店員はカウンターにあるメニュー表を示した。

メニュー表にはさまざまなタイプの不良がいる。


・ヤンキー型

 -古き良き日本の伝統不良。当店のスタンダード


・病み不良

 -「怒らせると怖い」タイプのドスの聞いた不良。ボスにぴったり!


・狂人不良

 -凶暴で予測不能な行動をする不良。ツウなあなたに



「まぁ、スタンダードで」


「かしこまりました。スタンダードで。

 トッピングはいかがしますか?」


「シルバーアクセサリーつき、

 顔はタイプ3のやんかコラァハンドトスででお願いします」


「かしこまりました」


店員はすばやく注文を入力していく。


「ご一緒に、子分はいかがですか?」


「あ、お願いします」


「サイズはS・M・Lから選べますが」


「メインがかげっちゃうといけないから、Mで」


「かしこまりました。
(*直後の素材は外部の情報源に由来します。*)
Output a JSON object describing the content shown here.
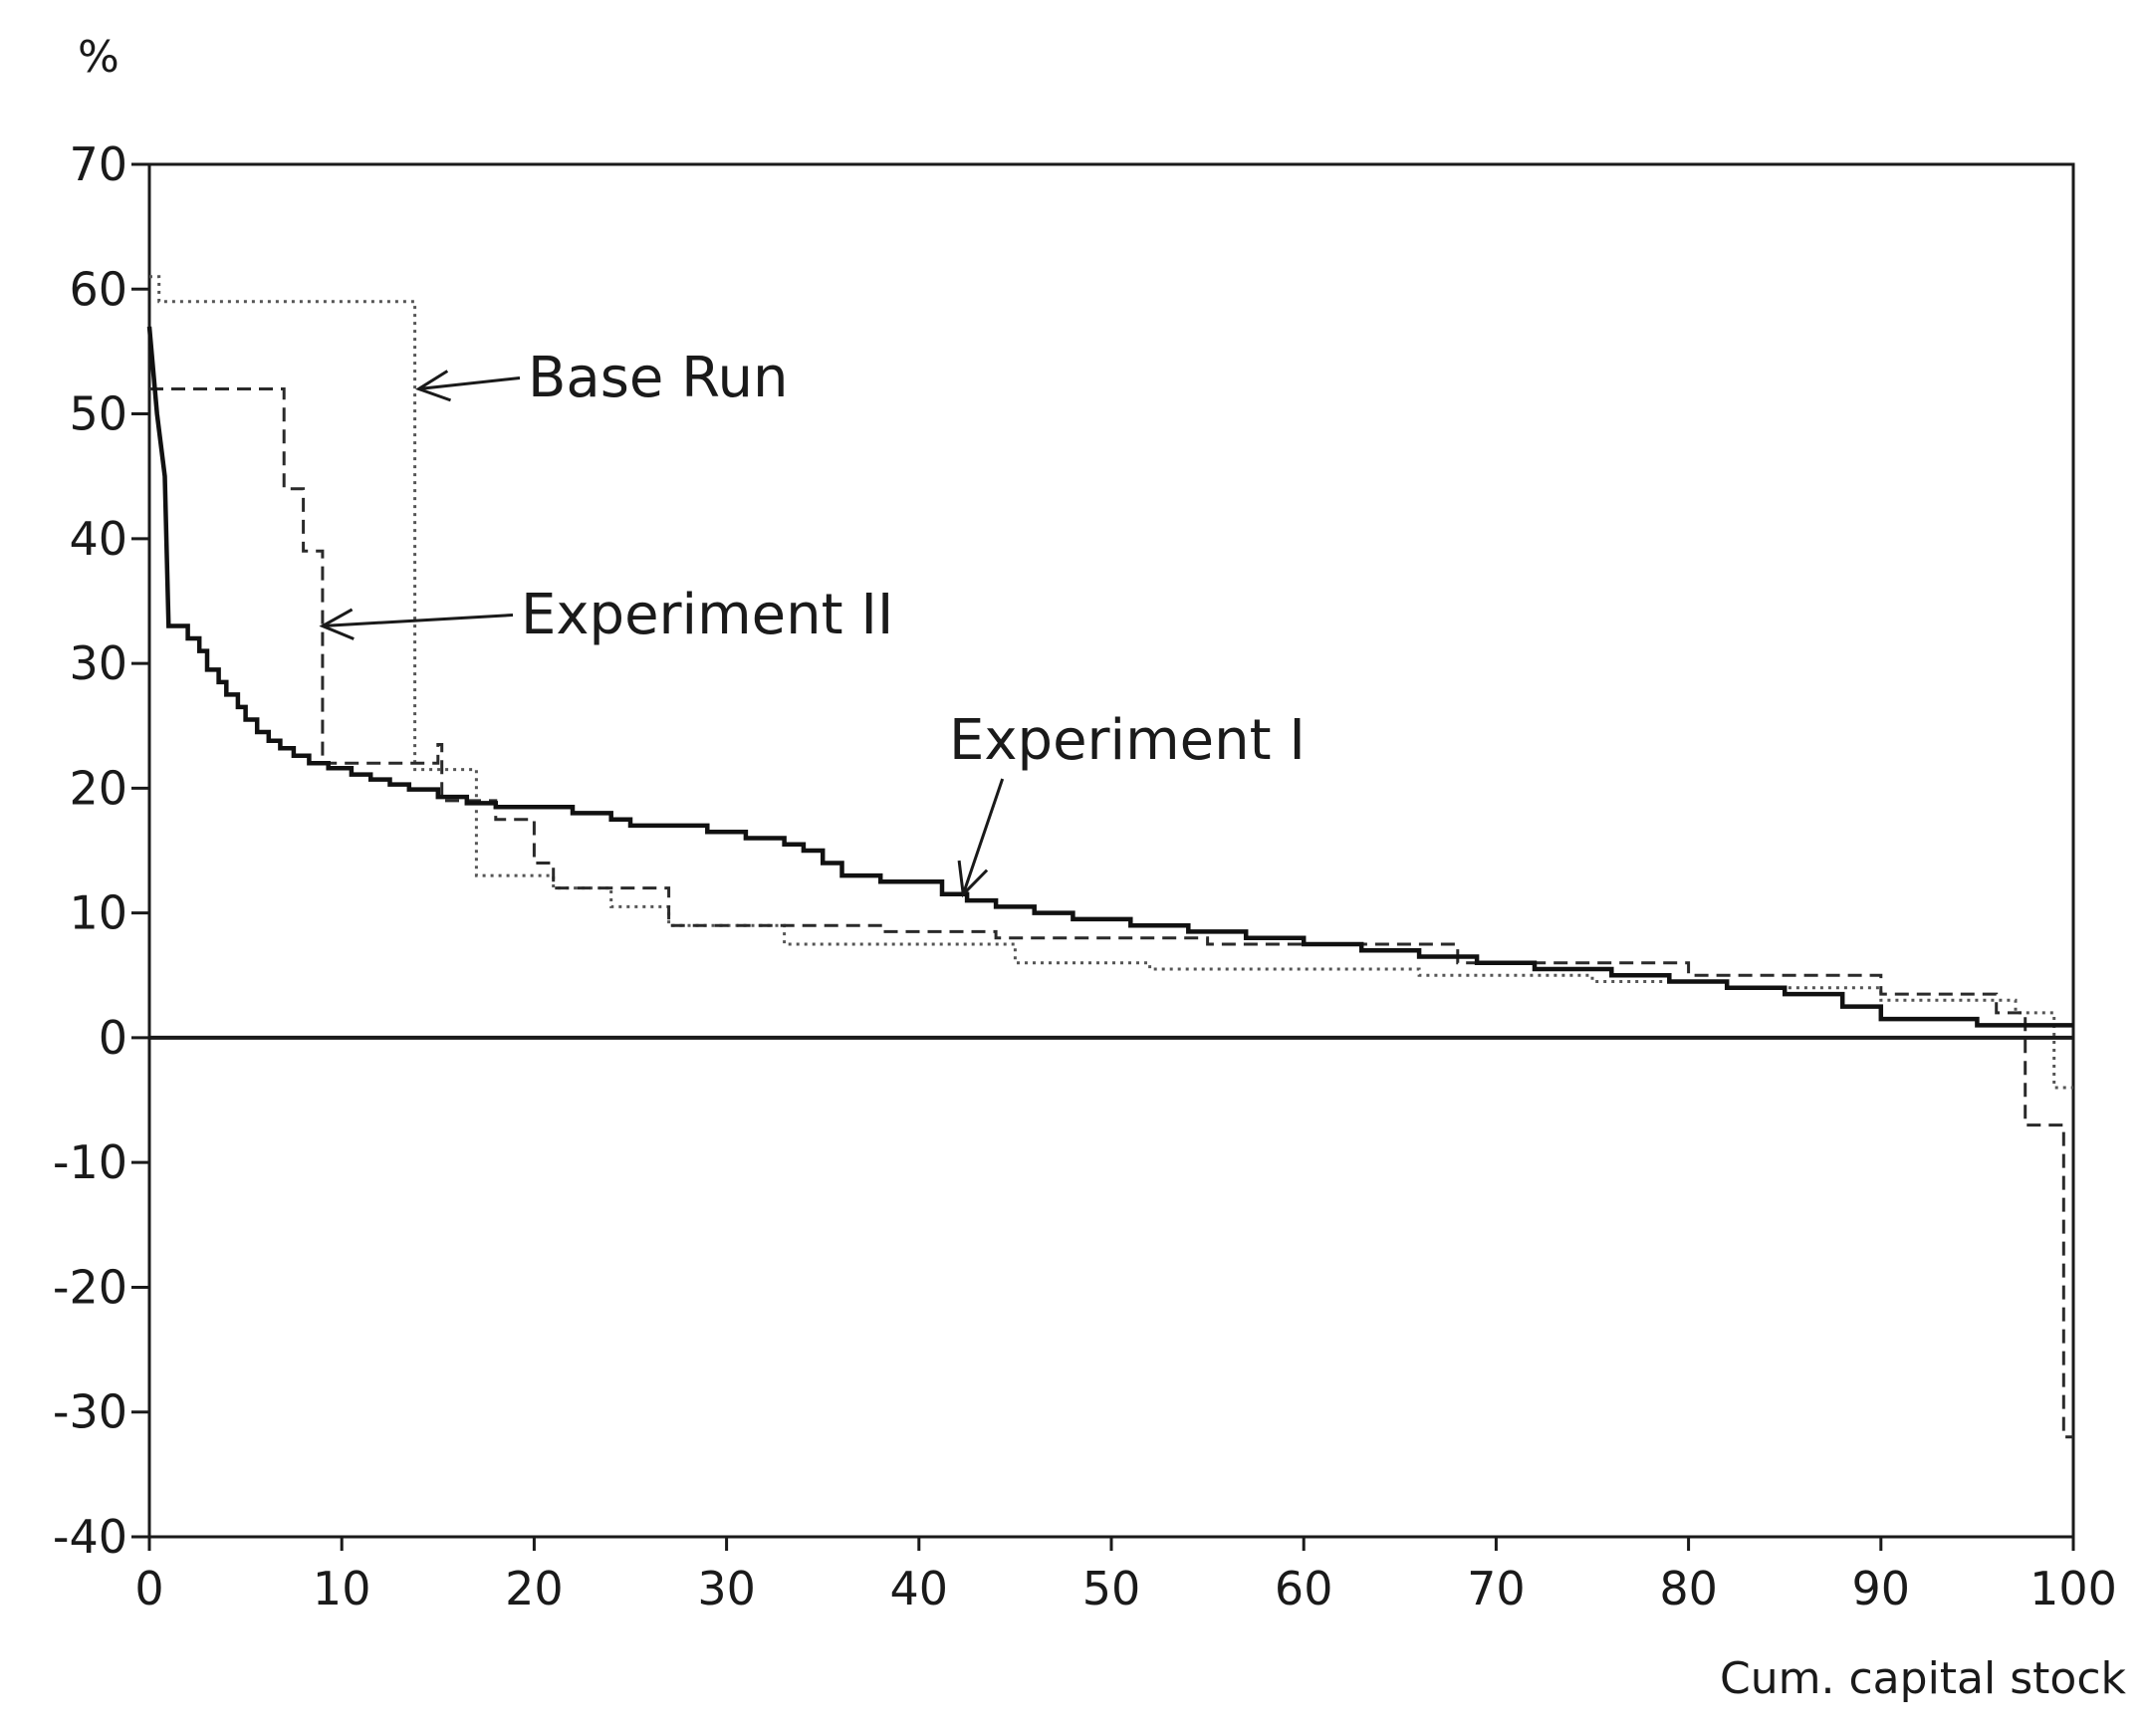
{
  "chart_data": {
    "type": "line",
    "ylabel": "%",
    "xlabel": "Cum. capital stock",
    "xlim": [
      0,
      100
    ],
    "ylim": [
      -40,
      70
    ],
    "x_ticks": [
      0,
      10,
      20,
      30,
      40,
      50,
      60,
      70,
      80,
      90,
      100
    ],
    "x_tick_labels": [
      "0",
      "10",
      "20",
      "30",
      "40",
      "50",
      "60",
      "70",
      "80",
      "90",
      "100"
    ],
    "y_ticks": [
      70,
      60,
      50,
      40,
      30,
      20,
      10,
      0,
      -10,
      -20,
      -30,
      -40
    ],
    "y_tick_labels": [
      "70",
      "60",
      "50",
      "40",
      "30",
      "20",
      "10",
      "0",
      "-10",
      "-20",
      "-30",
      "-40"
    ],
    "zero_line": true,
    "grid": false,
    "legend": "none",
    "series": [
      {
        "name": "Base Run",
        "style": "dotted",
        "points": [
          [
            0,
            61
          ],
          [
            0.5,
            61
          ],
          [
            0.5,
            59
          ],
          [
            13.8,
            59
          ],
          [
            13.8,
            21.5
          ],
          [
            17,
            21.5
          ],
          [
            17,
            13
          ],
          [
            21,
            13
          ],
          [
            21,
            12
          ],
          [
            24,
            12
          ],
          [
            24,
            10.5
          ],
          [
            27,
            10.5
          ],
          [
            27,
            9
          ],
          [
            33,
            9
          ],
          [
            33,
            7.5
          ],
          [
            45,
            7.5
          ],
          [
            45,
            6
          ],
          [
            52,
            6
          ],
          [
            52,
            5.5
          ],
          [
            66,
            5.5
          ],
          [
            66,
            5
          ],
          [
            75,
            5
          ],
          [
            75,
            4.5
          ],
          [
            82,
            4.5
          ],
          [
            82,
            4
          ],
          [
            90,
            4
          ],
          [
            90,
            3
          ],
          [
            97,
            3
          ],
          [
            97,
            2
          ],
          [
            99,
            2
          ],
          [
            99,
            -4
          ],
          [
            100,
            -4
          ]
        ]
      },
      {
        "name": "Experiment II",
        "style": "dashed",
        "points": [
          [
            0,
            52
          ],
          [
            7,
            52
          ],
          [
            7,
            44
          ],
          [
            8,
            44
          ],
          [
            8,
            39
          ],
          [
            9,
            39
          ],
          [
            9,
            22
          ],
          [
            15,
            22
          ],
          [
            15,
            23.5
          ],
          [
            15.2,
            23.5
          ],
          [
            15.2,
            19
          ],
          [
            18,
            19
          ],
          [
            18,
            17.5
          ],
          [
            20,
            17.5
          ],
          [
            20,
            14
          ],
          [
            21,
            14
          ],
          [
            21,
            12
          ],
          [
            27,
            12
          ],
          [
            27,
            9
          ],
          [
            38,
            9
          ],
          [
            38,
            8.5
          ],
          [
            44,
            8.5
          ],
          [
            44,
            8
          ],
          [
            55,
            8
          ],
          [
            55,
            7.5
          ],
          [
            68,
            7.5
          ],
          [
            68,
            6
          ],
          [
            80,
            6
          ],
          [
            80,
            5
          ],
          [
            90,
            5
          ],
          [
            90,
            3.5
          ],
          [
            96,
            3.5
          ],
          [
            96,
            2
          ],
          [
            97.5,
            2
          ],
          [
            97.5,
            -7
          ],
          [
            99.5,
            -7
          ],
          [
            99.5,
            -32
          ],
          [
            100,
            -32
          ]
        ]
      },
      {
        "name": "Experiment I",
        "style": "solid",
        "points": [
          [
            0,
            57
          ],
          [
            0.4,
            50
          ],
          [
            0.8,
            45
          ],
          [
            1,
            33
          ],
          [
            2,
            33
          ],
          [
            2,
            32
          ],
          [
            2.6,
            32
          ],
          [
            2.6,
            31
          ],
          [
            3,
            31
          ],
          [
            3,
            29.5
          ],
          [
            3.6,
            29.5
          ],
          [
            3.6,
            28.5
          ],
          [
            4,
            28.5
          ],
          [
            4,
            27.5
          ],
          [
            4.6,
            27.5
          ],
          [
            4.6,
            26.5
          ],
          [
            5,
            26.5
          ],
          [
            5,
            25.5
          ],
          [
            5.6,
            25.5
          ],
          [
            5.6,
            24.5
          ],
          [
            6.2,
            24.5
          ],
          [
            6.2,
            23.8
          ],
          [
            6.8,
            23.8
          ],
          [
            6.8,
            23.2
          ],
          [
            7.5,
            23.2
          ],
          [
            7.5,
            22.6
          ],
          [
            8.3,
            22.6
          ],
          [
            8.3,
            22
          ],
          [
            9.3,
            22
          ],
          [
            9.3,
            21.6
          ],
          [
            10.5,
            21.6
          ],
          [
            10.5,
            21.1
          ],
          [
            11.5,
            21.1
          ],
          [
            11.5,
            20.7
          ],
          [
            12.5,
            20.7
          ],
          [
            12.5,
            20.3
          ],
          [
            13.5,
            20.3
          ],
          [
            13.5,
            19.9
          ],
          [
            15,
            19.9
          ],
          [
            15,
            19.3
          ],
          [
            16.5,
            19.3
          ],
          [
            16.5,
            18.8
          ],
          [
            18,
            18.8
          ],
          [
            18,
            18.5
          ],
          [
            22,
            18.5
          ],
          [
            22,
            18
          ],
          [
            24,
            18
          ],
          [
            24,
            17.5
          ],
          [
            25,
            17.5
          ],
          [
            25,
            17
          ],
          [
            29,
            17
          ],
          [
            29,
            16.5
          ],
          [
            31,
            16.5
          ],
          [
            31,
            16
          ],
          [
            33,
            16
          ],
          [
            33,
            15.5
          ],
          [
            34,
            15.5
          ],
          [
            34,
            15
          ],
          [
            35,
            15
          ],
          [
            35,
            14
          ],
          [
            36,
            14
          ],
          [
            36,
            13
          ],
          [
            38,
            13
          ],
          [
            38,
            12.5
          ],
          [
            41.2,
            12.5
          ],
          [
            41.2,
            11.5
          ],
          [
            42.5,
            11.5
          ],
          [
            42.5,
            11
          ],
          [
            44,
            11
          ],
          [
            44,
            10.5
          ],
          [
            46,
            10.5
          ],
          [
            46,
            10
          ],
          [
            48,
            10
          ],
          [
            48,
            9.5
          ],
          [
            51,
            9.5
          ],
          [
            51,
            9
          ],
          [
            54,
            9
          ],
          [
            54,
            8.5
          ],
          [
            57,
            8.5
          ],
          [
            57,
            8
          ],
          [
            60,
            8
          ],
          [
            60,
            7.5
          ],
          [
            63,
            7.5
          ],
          [
            63,
            7
          ],
          [
            66,
            7
          ],
          [
            66,
            6.5
          ],
          [
            69,
            6.5
          ],
          [
            69,
            6
          ],
          [
            72,
            6
          ],
          [
            72,
            5.5
          ],
          [
            76,
            5.5
          ],
          [
            76,
            5
          ],
          [
            79,
            5
          ],
          [
            79,
            4.5
          ],
          [
            82,
            4.5
          ],
          [
            82,
            4
          ],
          [
            85,
            4
          ],
          [
            85,
            3.5
          ],
          [
            88,
            3.5
          ],
          [
            88,
            2.5
          ],
          [
            90,
            2.5
          ],
          [
            90,
            1.5
          ],
          [
            95,
            1.5
          ],
          [
            95,
            1
          ],
          [
            100,
            1
          ]
        ]
      }
    ],
    "annotations": [
      {
        "text": "Base Run",
        "arrow_to": [
          14,
          52
        ]
      },
      {
        "text": "Experiment II",
        "arrow_to": [
          9,
          33
        ]
      },
      {
        "text": "Experiment I",
        "arrow_to": [
          42.3,
          11.5
        ]
      }
    ]
  }
}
マゾで」


「マゾって意味なの!?」


店員はすばやく入力を済ませる。


「お召し物はいかがしますか?」


「金髪ジャージで」


「サイズはS・M・Lから選べますが」


「Lでお願いします」


「かしこまりました。ロリコンで」


「服装の話だよね!?」


店員は入力をすませて手を止める。


「これでしたら、テンプレよくばりセットにすると

 お値段お安くなりますが、いかがしますか?」


「そうなんですね。じゃあお願いします」


「今はサービス期間中で、セットにヒロインをお付けします。

 ご希望のヒロインは?」


「ツインテ巨乳で」


「かしこまりました。こちらの番号札を持って、

 路地裏でお待ちください」


店員から渡されたレシートを持って店内の路地裏で待機していた。



ピロリピロリピロリ♪



「おっ、そろそろかな」


調理場から軽快な電子メロディーが聞こえてきた。

空中にホログラフで自分の番号が表示される。


893


路地裏にヒロインと不良が到着した。


「へっへっへ、かわいい顔してるじゃねぇか。

 そんなだらしない服装して、誘ってるのか?」


「やめてください! やめてください!」


いつ助けてくれるのかと、こちらをチラチラ見ている。

すぐに向かった。



店のカウンターに。


「いらっしゃいませ。店内で暴力ですか? テイクアウ――。

 あれ? 先ほどのお客様。なにか御用ですか?」


「おい! どういうことだ!! 注文と違うじゃないか!」


「いえ、金髪ジャージのスタンダード不良と

 ツインテ巨乳のヒロインをちゃんとお届けしましたよ?」


店員の注文は間違っていなかった。




「なんでいじめてるのがヒロインで、

 いじめられているのが不良になってるんだよーー!!」


店員は無料サービスのスマイルでごまかした。